Yellow & Roadway Integration

The integration of Yellow and Roadway in USA is fascinating to observe. These operating units have been keen rivals for generations but the integration will provide increased value for all YRC Worldwide clients.

The integration is ahead of schedule and some key points include: -

The successful establishment of 60 shared service centres, with a goal of having 430 of these facilities fully operational by March 2009. This approach is moving us to the strongest, most reliable network in the industry. Compared to the individual Yellow and Roadway networks, our integrated network will feature more than 100 additional service centres, enabling the addition of approximately 21,000 direct service points.

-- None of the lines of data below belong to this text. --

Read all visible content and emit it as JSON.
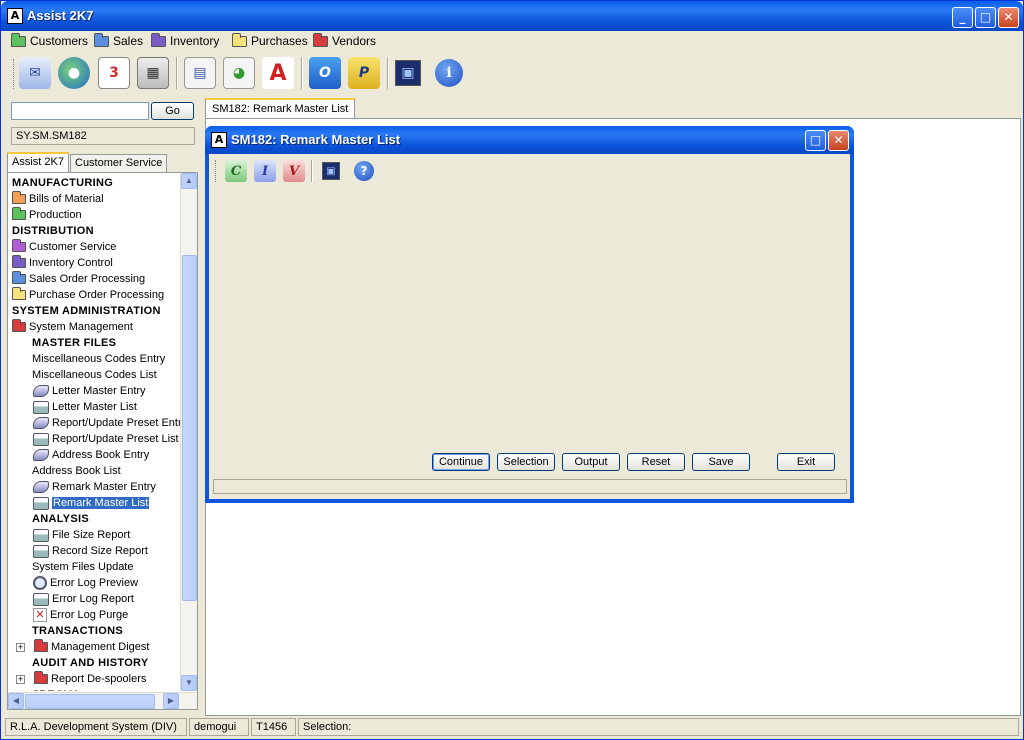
{
  "window": {
    "title": "Assist 2K7",
    "app_glyph": "A"
  },
  "title_buttons": {
    "minimize": "_",
    "maximize": "□",
    "close": "✕"
  },
  "menubar": [
    {
      "label": "Customers",
      "icon": "folder-green-icon",
      "color": "#5cc25c"
    },
    {
      "label": "Sales",
      "icon": "folder-blue-icon",
      "color": "#5a8fe0"
    },
    {
      "label": "Inventory",
      "icon": "folder-purple-icon",
      "color": "#7b5cc7"
    },
    {
      "label": "Purchases",
      "icon": "folder-yellow-icon",
      "color": "#f5e27a"
    },
    {
      "label": "Vendors",
      "icon": "folder-red-icon",
      "color": "#d83b3b"
    }
  ],
  "toolbar": [
    {
      "name": "mail-icon",
      "glyph": "✉"
    },
    {
      "name": "globe-icon",
      "glyph": "●"
    },
    {
      "name": "calendar-icon",
      "glyph": "3"
    },
    {
      "name": "calculator-icon",
      "glyph": "▦"
    },
    {
      "name": "notepad-icon",
      "glyph": "▤"
    },
    {
      "name": "report-chart-icon",
      "glyph": "◕"
    },
    {
      "name": "acrobat-icon",
      "glyph": "A"
    },
    {
      "name": "outlook-icon",
      "glyph": "O"
    },
    {
      "name": "publisher-icon",
      "glyph": "P"
    },
    {
      "name": "picture-icon",
      "glyph": "▣"
    },
    {
      "name": "info-icon",
      "glyph": "i"
    }
  ],
  "left": {
    "search_value": "",
    "go_label": "Go",
    "path": "SY.SM.SM182",
    "tabs": [
      "Assist 2K7",
      "Customer Service"
    ]
  },
  "tree": [
    {
      "label": "MANUFACTURING",
      "type": "header",
      "indent": 0
    },
    {
      "label": "Bills of Material",
      "type": "folder",
      "color": "#f0a050",
      "indent": 0
    },
    {
      "label": "Production",
      "type": "folder",
      "color": "#5cc25c",
      "indent": 0
    },
    {
      "label": "DISTRIBUTION",
      "type": "header",
      "indent": 0
    },
    {
      "label": "Customer Service",
      "type": "folder",
      "color": "#b25cd6",
      "indent": 0
    },
    {
      "label": "Inventory Control",
      "type": "folder",
      "color": "#7b5cc7",
      "indent": 0
    },
    {
      "label": "Sales Order Processing",
      "type": "folder",
      "color": "#5a8fe0",
      "indent": 0
    },
    {
      "label": "Purchase Order Processing",
      "type": "folder",
      "color": "#f5e27a",
      "indent": 0
    },
    {
      "label": "SYSTEM ADMINISTRATION",
      "type": "header",
      "indent": 0
    },
    {
      "label": "System Management",
      "type": "folder",
      "color": "#d83b3b",
      "indent": 0
    },
    {
      "label": "MASTER FILES",
      "type": "header",
      "indent": 1
    },
    {
      "label": "Miscellaneous Codes Entry",
      "type": "text",
      "indent": 1
    },
    {
      "label": "Miscellaneous Codes List",
      "type": "text",
      "indent": 1
    },
    {
      "label": "Letter Master Entry",
      "type": "entry",
      "indent": 2
    },
    {
      "label": "Letter Master List",
      "type": "print",
      "indent": 2
    },
    {
      "label": "Report/Update Preset Entr",
      "type": "entry",
      "indent": 2
    },
    {
      "label": "Report/Update Preset List",
      "type": "print",
      "indent": 2
    },
    {
      "label": "Address Book Entry",
      "type": "entry",
      "indent": 2
    },
    {
      "label": "Address Book List",
      "type": "text",
      "indent": 1
    },
    {
      "label": "Remark Master Entry",
      "type": "entry",
      "indent": 2
    },
    {
      "label": "Remark Master List",
      "type": "print",
      "indent": 2,
      "selected": true
    },
    {
      "label": "ANALYSIS",
      "type": "header",
      "indent": 1
    },
    {
      "label": "File Size Report",
      "type": "print",
      "indent": 2
    },
    {
      "label": "Record Size Report",
      "type": "print",
      "indent": 2
    },
    {
      "label": "System Files Update",
      "type": "text",
      "indent": 1
    },
    {
      "label": "Error Log Preview",
      "type": "preview",
      "indent": 2
    },
    {
      "label": "Error Log Report",
      "type": "print",
      "indent": 2
    },
    {
      "label": "Error Log Purge",
      "type": "purge",
      "indent": 2
    },
    {
      "label": "TRANSACTIONS",
      "type": "header",
      "indent": 1
    },
    {
      "label": "Management Digest",
      "type": "expand-folder",
      "color": "#d83b3b",
      "indent": 2
    },
    {
      "label": "AUDIT AND HISTORY",
      "type": "header",
      "indent": 1
    },
    {
      "label": "Report De-spoolers",
      "type": "expand-folder",
      "color": "#d83b3b",
      "indent": 2
    },
    {
      "label": "SPECIAL",
      "type": "header",
      "indent": 1
    }
  ],
  "main_tab": "SM182: Remark Master List",
  "dialog": {
    "title": "SM182: Remark Master List",
    "tools": [
      {
        "name": "continue-icon",
        "glyph": "C",
        "color": "#2e9b2e"
      },
      {
        "name": "inquiry-icon",
        "glyph": "I",
        "color": "#3d5fcf"
      },
      {
        "name": "view-icon",
        "glyph": "V",
        "color": "#c43030"
      },
      {
        "name": "picture-icon",
        "glyph": "▣",
        "color": "#1b2e6b"
      },
      {
        "name": "help-icon",
        "glyph": "?",
        "color": "#1f5fd8"
      }
    ],
    "buttons": {
      "continue": "Continue",
      "selection": "Selection",
      "output": "Output",
      "reset": "Reset",
      "save": "Save",
      "exit": "Exit"
    }
  },
  "status": {
    "system": "R.L.A. Development System (DIV)",
    "user": "demogui",
    "terminal": "T1456",
    "selection": "Selection:"
  }
}
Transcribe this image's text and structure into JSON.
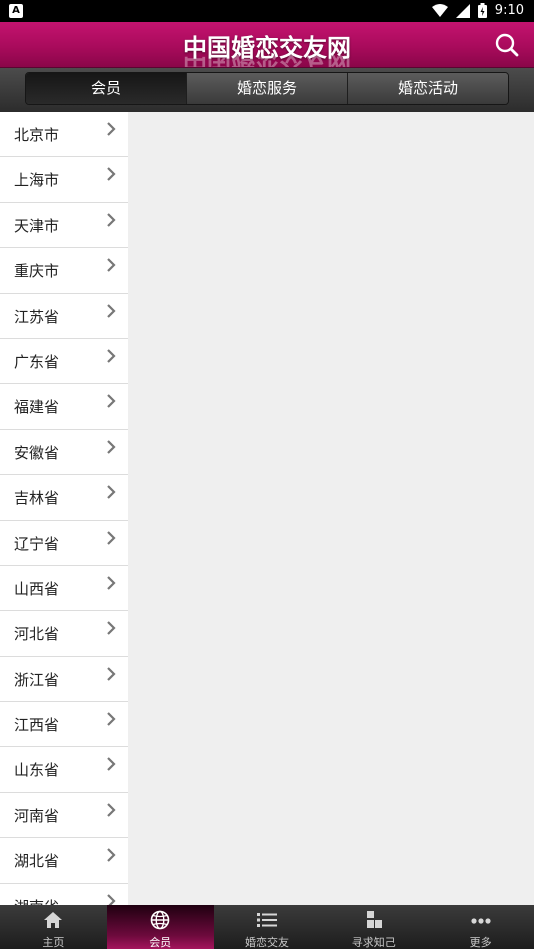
{
  "status_bar": {
    "notification_badge": "A",
    "time": "9:10",
    "icons": [
      "wifi-icon",
      "signal-icon",
      "battery-icon"
    ]
  },
  "header": {
    "title": "中国婚恋交友网",
    "search_icon": "search-icon",
    "accent_color": "#b10d61"
  },
  "tabs": [
    {
      "label": "会员",
      "active": true
    },
    {
      "label": "婚恋服务",
      "active": false
    },
    {
      "label": "婚恋活动",
      "active": false
    }
  ],
  "provinces": [
    "北京市",
    "上海市",
    "天津市",
    "重庆市",
    "江苏省",
    "广东省",
    "福建省",
    "安徽省",
    "吉林省",
    "辽宁省",
    "山西省",
    "河北省",
    "浙江省",
    "江西省",
    "山东省",
    "河南省",
    "湖北省",
    "湖南省"
  ],
  "bottom_nav": [
    {
      "label": "主页",
      "icon": "home-icon",
      "active": false
    },
    {
      "label": "会员",
      "icon": "globe-icon",
      "active": true
    },
    {
      "label": "婚恋交友",
      "icon": "list-icon",
      "active": false
    },
    {
      "label": "寻求知己",
      "icon": "blocks-icon",
      "active": false
    },
    {
      "label": "更多",
      "icon": "more-icon",
      "active": false
    }
  ]
}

Creation of a single service portfolio, combining the best of Yellow and Roadway, along with Reimer Express in Canada. With the ability to efficiently bring more capabilities together, we can provide easier access to comprehensive solutions, and faster introduction of new solutions and services.

An easier way to do business, with a single sales point of contact.

A simplified YRC pricing agreement, with a single contract, invoice, etc. We'll be contacting customers soon to discuss the change and benefits for their pricing arrangements.

Streamlined EDI interchange, with a common YRC EDI approach. This enhancement is planned for March 2009; we will provide detailed information before the new approach is implemented.

Expanded customer service, allowing for quicker answers to questions and resolution of any issues.

"YRC Worldwide is building on more than 80 years of success. We have the experience and the strength needed to weather this economic storm. We appreciate your business and will keep you informed as we progress with the integration and other enhancements to serve you."